『特殊清掃人』


誰もいなくなった部屋にこそ、住んでいた者の嘘のない生きざまが現れる─。

特殊清掃業者〈エンドクリーナー〉には、日々、様々な依頼が押し寄せる。

彼らの仕事をとおして、死者が抱えていた様々な事情が浮かび上がる。

『護られなかった者たちへ』の著者が贈るヒューマン・ミステリー。


短編集だったので、ひとつひとつのミステリ要素は割と軽め。

カジュアルに読めます。


何かと理由を付けて、故人の実家や勤めていた職場、警察などを訪ね情報を集めていく様子(自ら問題事に首を突っ込んでいく様子)や、社長が元刑事だったとか、故人が学生時代バンドを一緒に組んでいた同級生だったといった設定は、都合が良すぎる感じが否めないので、その辺りも許せる人は楽しめると思います。

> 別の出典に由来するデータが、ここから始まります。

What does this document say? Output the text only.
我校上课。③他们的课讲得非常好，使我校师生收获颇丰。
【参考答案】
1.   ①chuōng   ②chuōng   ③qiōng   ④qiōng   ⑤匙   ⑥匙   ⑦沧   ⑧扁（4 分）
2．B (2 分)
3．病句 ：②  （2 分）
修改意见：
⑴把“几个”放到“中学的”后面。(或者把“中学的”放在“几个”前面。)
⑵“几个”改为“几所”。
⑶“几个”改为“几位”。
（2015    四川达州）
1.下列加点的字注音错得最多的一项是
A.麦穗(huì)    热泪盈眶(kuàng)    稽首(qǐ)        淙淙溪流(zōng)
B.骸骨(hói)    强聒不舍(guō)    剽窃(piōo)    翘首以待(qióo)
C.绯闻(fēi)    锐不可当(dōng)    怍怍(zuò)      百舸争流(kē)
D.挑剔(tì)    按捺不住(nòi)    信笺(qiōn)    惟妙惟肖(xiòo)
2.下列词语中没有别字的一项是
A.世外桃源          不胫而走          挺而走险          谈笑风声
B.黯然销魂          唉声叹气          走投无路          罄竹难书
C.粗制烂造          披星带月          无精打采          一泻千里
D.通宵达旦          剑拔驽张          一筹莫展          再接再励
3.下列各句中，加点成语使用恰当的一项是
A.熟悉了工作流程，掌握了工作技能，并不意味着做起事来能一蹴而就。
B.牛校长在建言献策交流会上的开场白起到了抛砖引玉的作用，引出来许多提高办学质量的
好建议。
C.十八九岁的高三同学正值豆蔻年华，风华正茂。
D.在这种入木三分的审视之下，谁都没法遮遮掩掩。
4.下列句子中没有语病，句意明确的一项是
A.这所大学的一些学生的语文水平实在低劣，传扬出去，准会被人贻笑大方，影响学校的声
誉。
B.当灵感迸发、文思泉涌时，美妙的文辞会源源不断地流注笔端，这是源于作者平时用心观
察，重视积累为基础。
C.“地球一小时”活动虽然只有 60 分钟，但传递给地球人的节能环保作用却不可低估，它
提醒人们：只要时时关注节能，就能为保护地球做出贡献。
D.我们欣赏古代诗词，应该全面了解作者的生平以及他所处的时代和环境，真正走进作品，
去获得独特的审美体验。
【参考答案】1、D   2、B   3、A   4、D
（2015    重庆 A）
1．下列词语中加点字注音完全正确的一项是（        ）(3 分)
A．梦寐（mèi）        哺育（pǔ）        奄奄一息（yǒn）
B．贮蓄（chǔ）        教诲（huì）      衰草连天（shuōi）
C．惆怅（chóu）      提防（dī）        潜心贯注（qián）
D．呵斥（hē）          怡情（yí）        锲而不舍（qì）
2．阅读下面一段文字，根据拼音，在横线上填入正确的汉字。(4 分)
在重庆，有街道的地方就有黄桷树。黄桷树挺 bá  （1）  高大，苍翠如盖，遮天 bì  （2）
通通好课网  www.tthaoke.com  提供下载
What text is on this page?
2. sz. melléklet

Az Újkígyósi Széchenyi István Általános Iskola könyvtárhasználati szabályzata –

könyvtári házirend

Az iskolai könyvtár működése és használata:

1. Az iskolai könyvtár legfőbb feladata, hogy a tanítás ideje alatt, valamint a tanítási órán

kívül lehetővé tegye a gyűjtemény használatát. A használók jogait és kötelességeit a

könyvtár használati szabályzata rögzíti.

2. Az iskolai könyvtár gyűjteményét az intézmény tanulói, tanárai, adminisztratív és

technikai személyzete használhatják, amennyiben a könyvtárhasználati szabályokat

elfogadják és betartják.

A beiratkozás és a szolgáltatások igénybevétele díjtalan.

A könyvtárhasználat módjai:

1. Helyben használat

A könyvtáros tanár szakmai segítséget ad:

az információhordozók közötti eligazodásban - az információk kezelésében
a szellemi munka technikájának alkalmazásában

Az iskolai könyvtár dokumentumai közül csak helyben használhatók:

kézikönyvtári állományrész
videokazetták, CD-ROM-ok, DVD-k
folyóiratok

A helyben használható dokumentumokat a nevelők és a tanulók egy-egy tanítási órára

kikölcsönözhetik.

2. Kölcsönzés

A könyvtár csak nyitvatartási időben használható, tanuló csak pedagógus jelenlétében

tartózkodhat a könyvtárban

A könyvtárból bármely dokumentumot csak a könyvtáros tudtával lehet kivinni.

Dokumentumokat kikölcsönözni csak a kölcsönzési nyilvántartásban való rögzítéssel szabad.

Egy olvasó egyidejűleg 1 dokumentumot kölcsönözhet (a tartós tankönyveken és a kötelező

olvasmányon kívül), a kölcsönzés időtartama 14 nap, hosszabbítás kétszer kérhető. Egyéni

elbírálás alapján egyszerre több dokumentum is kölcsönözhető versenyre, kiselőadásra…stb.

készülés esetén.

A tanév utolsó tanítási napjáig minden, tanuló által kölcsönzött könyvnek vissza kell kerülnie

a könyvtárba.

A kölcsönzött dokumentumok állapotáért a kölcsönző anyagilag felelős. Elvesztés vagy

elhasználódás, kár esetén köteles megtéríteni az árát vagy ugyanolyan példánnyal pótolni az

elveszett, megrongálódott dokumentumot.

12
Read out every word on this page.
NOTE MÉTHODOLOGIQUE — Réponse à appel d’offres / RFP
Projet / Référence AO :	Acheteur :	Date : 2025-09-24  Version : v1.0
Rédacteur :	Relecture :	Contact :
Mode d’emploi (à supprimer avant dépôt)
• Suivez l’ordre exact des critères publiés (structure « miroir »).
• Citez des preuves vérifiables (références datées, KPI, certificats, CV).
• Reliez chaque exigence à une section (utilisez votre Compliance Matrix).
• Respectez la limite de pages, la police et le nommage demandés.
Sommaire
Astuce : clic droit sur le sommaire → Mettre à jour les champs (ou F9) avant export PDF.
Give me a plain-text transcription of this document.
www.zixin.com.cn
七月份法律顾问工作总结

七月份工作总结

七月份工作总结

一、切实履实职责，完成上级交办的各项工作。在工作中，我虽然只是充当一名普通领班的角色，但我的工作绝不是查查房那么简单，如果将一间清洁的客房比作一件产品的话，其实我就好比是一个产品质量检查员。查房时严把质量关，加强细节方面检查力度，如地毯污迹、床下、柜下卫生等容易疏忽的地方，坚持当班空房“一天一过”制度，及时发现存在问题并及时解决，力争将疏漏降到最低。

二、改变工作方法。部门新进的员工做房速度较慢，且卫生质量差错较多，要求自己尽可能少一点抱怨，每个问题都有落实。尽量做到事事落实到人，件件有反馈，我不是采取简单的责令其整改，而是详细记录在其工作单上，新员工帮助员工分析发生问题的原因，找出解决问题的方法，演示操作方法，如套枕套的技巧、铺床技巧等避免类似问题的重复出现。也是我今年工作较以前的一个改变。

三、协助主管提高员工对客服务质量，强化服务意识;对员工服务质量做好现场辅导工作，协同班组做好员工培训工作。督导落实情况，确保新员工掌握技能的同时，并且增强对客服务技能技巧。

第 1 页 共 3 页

どのケースも、「明日は我が身」と思わされるような、若かったり、病気を患っていたわけではなかったりする人物ばかり。

独り身の老人だったから・・・で、片付けられない切実さがありました。


「特殊清掃」という業界に興味があって手にした自分だったので、ミステリの要素よりも、ヒューマンドラマを求めていたのかもしれません。

ディテールの重さよりも、エンタメとして軽めのミステリを求めている方には、お薦めの一冊。